<阪神2-6巨人>◇11日◇甲子園
ナインの目を覚まさせる強烈な弾道だった。6点を追う7回無死一塁。代打起用された阪神西岡剛内野手(30)は腹を固めていた。沢村の2球目だ。外寄りの甘いシュートが飛び込んできた。「来た!」。迷わず、力強く振り抜かれた白球は高く舞う。右翼上空への大飛球。右翼橋本もフェンス手前でジャンプ。差し出すグラブからこぼれ、フィールドにはずんだ。

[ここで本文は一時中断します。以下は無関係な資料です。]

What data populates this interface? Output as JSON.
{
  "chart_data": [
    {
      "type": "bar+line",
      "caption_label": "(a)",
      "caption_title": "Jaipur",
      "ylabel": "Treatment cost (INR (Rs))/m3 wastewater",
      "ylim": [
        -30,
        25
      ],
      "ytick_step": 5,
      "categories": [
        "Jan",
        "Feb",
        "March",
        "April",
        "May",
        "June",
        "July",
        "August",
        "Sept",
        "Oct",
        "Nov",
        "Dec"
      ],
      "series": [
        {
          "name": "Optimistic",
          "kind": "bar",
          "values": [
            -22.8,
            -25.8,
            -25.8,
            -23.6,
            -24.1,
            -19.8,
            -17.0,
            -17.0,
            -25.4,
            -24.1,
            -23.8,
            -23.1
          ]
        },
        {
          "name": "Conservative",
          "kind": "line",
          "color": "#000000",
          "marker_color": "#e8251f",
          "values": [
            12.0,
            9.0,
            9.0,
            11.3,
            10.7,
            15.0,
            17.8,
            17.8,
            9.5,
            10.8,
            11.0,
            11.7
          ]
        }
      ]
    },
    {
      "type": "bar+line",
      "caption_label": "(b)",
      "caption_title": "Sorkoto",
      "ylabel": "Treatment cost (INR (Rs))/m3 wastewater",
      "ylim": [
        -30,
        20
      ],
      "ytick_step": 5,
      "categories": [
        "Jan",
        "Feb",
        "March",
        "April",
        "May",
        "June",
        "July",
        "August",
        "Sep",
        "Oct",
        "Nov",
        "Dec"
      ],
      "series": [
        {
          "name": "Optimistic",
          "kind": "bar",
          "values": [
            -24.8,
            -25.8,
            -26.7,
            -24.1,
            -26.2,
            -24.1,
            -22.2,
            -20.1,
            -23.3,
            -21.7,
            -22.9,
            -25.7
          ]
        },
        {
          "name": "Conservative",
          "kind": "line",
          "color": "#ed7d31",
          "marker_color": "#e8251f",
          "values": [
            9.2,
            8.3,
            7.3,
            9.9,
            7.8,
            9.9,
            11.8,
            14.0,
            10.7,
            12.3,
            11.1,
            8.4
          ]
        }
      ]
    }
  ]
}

あと1メートルの飛距離があればアーチになった、豪快な打撃で無死二、三塁の絶好機を築く。上本の適時打で2点を刻み、首位巨人に意地の抵抗だ。「風かな。展開が展開だった。思い切って行くしかない。まあ、良かったです」。気迫、執念、闘争心…。5連敗中でワンサイドゲームだった。あきらめムードが充満していたが、忘れかけていた熱さを体現した。試合の流れ、チームの雰囲気をガラリと変える勝負師は健在だ。甲子園でのナイターこそ存在を証明できる居場所なのだ。
「阪神ファンは温かい。こんな状況なのに、スタンドを埋め尽くしてくれる。ああいうケガをして1回上がって、ずっと1軍にいられたら良かったけど、もう1回、ケガをした。打席に立つとき、雰囲気をつくってくれて、試合には負けたけど個人的にはうれしい」
今季は屈辱にまみれたシーズンだ。2軍暮らしが長く、それでも腐らず、信念を曲げることもない。2軍戦で活躍しても多くを語らなかった。ポリシーがある。関係者には「2軍の選手が目立ってはいけない」と漏らす。1軍の主力が故障で2軍降格している境遇なのだ。立場をわきまえていた。1軍の舞台こそが生きる場所なのだ。
窮地のチームを救うため緊急昇格。当初は万全な状態で合流するプランだったが、やむなき事情で前倒しされた。まだ2軍戦で守備にも就いていない。好調な打撃を買われた1軍復帰だった。当面は代打要員でスタンバイする。
「100%じゃない状態でも、チームに必要と言われたら、できる限りのことを全力でやりたい」
今季最大のピンチに陥っている手負いの猛虎軍団に頼もしい男が帰ってきた。【酒井俊作】<今季の西岡>
◆負傷
3月30日巨人戦(東京ドーム)の2回、右翼福留と激突。救急車で搬送され入院した。鼻骨骨折と左肩鎖関節脱臼、左右肋骨骨折などの重傷。
◆75日ぶり
6月13日のウエスタン・リーグ、ソフトバンク戦(甲子園)で実戦復帰。1番DHで先発。
◆1軍復帰
同27日の中日戦(甲子園)に1番サードで先発復帰。この3連戦はいずれも先発出場し、同29日に復帰初安打。その後は右肘違和感を抱え、ベンチスタートに。
◆奇策破り
7月11日巨人戦(東京ドーム)。代打で中前適時二塁打。内野5人シフトを打ち破った。
◆再離脱
同23日、背中の張りのため出場選手登録を抹消。再びリハビリ生活に戻った。
◆実戦復帰
9月5日、ウエスタン・リーグ広島戦(鳴尾浜)に1番DHで復帰。復帰4戦目の10日同オリックス戦では3ランなど2安打。